Which player would you rather invest in?
Player A: .264/.312/.445/.757 – 16th Round
Player B: .260/.301/.450/.751 – 5th Round
Rajai Davis seems to be a favorite punching bag of many analysts. I don’t think he’s as bad with the stick as some make him out to be, but I have more concerns about his playing time than usual this year. Detroit let Torii Hunter and his -18.3 UZR walk, and in season they shipped off Austin Jackson’s declining bat and zone rating (7.7 UZR) off to Seattle. They acquired Yoenis Cespedes’ overrated bat, 8.4 UZR (11.4 UZR/150), and the best outfield arm in all of baseball and plugged them all in left field. Davis’ -8.0 UZR pales in comparison to newly acquired Anthony Gose’s 9.2 UZR(20.8 UZR/150). In the incumbent’s favor is the fact that the former Blue Jay can’t hit his way out of a wet paper bag, but Gose walks more often than Davis, so there’s not much difference between their OBP’s. It’s shaping up as a volatile situation with the youngster having the clear advantage in the field. All of these changes are not particularly good for Rajai, but they will benefit Detroit’s pitching staff.

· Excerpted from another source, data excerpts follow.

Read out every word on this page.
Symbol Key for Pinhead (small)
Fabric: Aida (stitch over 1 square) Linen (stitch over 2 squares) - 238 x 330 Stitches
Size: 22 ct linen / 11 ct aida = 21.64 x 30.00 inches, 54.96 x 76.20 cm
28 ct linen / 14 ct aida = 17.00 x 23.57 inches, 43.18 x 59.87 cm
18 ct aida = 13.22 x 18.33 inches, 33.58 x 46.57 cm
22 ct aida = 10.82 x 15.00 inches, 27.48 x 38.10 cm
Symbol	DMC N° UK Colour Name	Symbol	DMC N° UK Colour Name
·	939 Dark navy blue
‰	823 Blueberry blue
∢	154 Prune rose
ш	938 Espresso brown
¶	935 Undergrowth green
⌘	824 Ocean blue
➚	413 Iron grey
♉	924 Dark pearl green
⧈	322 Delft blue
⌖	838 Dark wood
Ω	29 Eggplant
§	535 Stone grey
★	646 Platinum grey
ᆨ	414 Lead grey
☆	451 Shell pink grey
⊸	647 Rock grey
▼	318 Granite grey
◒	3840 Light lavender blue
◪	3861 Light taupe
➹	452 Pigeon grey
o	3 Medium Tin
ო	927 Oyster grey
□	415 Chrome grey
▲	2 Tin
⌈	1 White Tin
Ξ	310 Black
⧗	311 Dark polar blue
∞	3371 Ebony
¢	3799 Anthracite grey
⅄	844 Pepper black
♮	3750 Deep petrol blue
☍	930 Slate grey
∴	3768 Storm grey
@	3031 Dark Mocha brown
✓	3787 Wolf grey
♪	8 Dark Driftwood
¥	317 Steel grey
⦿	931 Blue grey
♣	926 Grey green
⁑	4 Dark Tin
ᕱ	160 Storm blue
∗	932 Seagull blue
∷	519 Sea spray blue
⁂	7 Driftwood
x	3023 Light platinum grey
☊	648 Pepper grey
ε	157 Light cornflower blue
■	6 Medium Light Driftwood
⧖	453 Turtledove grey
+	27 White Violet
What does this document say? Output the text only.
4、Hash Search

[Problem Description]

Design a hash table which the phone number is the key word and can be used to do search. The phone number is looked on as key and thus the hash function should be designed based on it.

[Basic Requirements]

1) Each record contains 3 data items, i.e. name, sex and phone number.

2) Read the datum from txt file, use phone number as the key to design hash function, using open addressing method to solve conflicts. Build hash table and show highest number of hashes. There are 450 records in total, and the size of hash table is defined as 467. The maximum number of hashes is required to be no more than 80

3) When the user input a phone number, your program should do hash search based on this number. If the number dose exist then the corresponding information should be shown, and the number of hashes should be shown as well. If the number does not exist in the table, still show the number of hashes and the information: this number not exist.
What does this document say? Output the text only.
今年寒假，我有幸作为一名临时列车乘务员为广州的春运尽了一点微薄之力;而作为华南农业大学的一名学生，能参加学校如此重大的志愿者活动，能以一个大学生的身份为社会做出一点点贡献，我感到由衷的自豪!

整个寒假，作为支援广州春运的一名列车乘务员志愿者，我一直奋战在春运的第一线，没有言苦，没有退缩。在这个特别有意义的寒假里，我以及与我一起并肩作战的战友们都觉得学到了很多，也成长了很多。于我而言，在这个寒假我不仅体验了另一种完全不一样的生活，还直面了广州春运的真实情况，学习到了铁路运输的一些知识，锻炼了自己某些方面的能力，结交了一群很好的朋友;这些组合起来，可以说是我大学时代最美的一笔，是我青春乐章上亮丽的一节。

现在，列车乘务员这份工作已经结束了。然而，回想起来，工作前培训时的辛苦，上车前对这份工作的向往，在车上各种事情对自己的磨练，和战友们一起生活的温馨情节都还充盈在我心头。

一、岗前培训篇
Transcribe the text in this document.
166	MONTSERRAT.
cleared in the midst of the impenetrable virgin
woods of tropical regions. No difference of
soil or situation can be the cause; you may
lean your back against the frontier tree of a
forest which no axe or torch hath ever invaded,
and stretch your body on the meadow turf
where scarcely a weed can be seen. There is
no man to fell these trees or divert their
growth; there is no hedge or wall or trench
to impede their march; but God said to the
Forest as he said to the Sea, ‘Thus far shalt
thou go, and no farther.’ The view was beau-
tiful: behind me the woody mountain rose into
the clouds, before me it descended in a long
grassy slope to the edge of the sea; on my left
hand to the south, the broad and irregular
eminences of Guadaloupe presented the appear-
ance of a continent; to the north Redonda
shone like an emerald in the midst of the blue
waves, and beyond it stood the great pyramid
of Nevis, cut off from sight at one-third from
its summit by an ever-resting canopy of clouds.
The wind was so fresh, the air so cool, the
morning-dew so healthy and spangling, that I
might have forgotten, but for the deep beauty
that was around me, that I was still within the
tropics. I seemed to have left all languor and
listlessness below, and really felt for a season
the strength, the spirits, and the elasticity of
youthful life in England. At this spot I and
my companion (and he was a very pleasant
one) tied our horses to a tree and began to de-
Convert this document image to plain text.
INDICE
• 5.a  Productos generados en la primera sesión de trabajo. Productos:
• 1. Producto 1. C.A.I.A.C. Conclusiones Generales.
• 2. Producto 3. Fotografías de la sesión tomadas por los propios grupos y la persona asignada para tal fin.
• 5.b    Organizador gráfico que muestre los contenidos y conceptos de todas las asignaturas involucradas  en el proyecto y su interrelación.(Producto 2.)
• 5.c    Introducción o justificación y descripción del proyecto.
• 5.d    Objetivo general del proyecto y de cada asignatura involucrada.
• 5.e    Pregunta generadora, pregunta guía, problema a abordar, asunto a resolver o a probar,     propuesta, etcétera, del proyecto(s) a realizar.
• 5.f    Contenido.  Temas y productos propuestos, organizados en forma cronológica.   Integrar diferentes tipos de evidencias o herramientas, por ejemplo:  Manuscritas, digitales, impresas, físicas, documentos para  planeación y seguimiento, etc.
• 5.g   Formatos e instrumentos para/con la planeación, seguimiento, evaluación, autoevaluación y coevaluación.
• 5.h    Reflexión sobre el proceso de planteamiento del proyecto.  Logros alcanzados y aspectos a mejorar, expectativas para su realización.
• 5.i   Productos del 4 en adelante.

I’m starting to wonder if Alfredo Simon is one of those players that is so overrated that he’s underrated. I think we’ve all heard about his 3.44 ERA and 4.40 FIP. The move to the AL doesn’t help either. Let’s keep things in perspective though. The Reds All-Star posted a 1.05 WHIP and 10 wins in the first half and boasts a 94 mph average fastball speed. You don’t want to pay for that. You don’t have to pay for that. He’s going in the 26th round, the functional equivalent of a $1 waiver pickup. Most picks in the 24-30 range end up as drops anyway. There’s zero risk here.
While everyone is focused on Clayton Kershaw, Felix Hernandez and Max Scherzer in the 1st and early 2nd rounds, David Price quietly sits there in the early 3rd coming off a 271-strikeout season that was even better than his 3.26 ERA would seem to indicate (2.80 FIP). The lefty from Tampa will get more run support in the Motor City, allowing him to improve on his 15-win total from a year ago.
I think everyone realizes that Joe Nathan can’t pitch anymore. Well, everyone but Joe Nathan. It’s hard to envision that train wreck continuing in the ninth for very long. Nathan will have to find a fountain of youth somewhere or Joakim Soria (20th Round ADP) may end up replacing him in short order.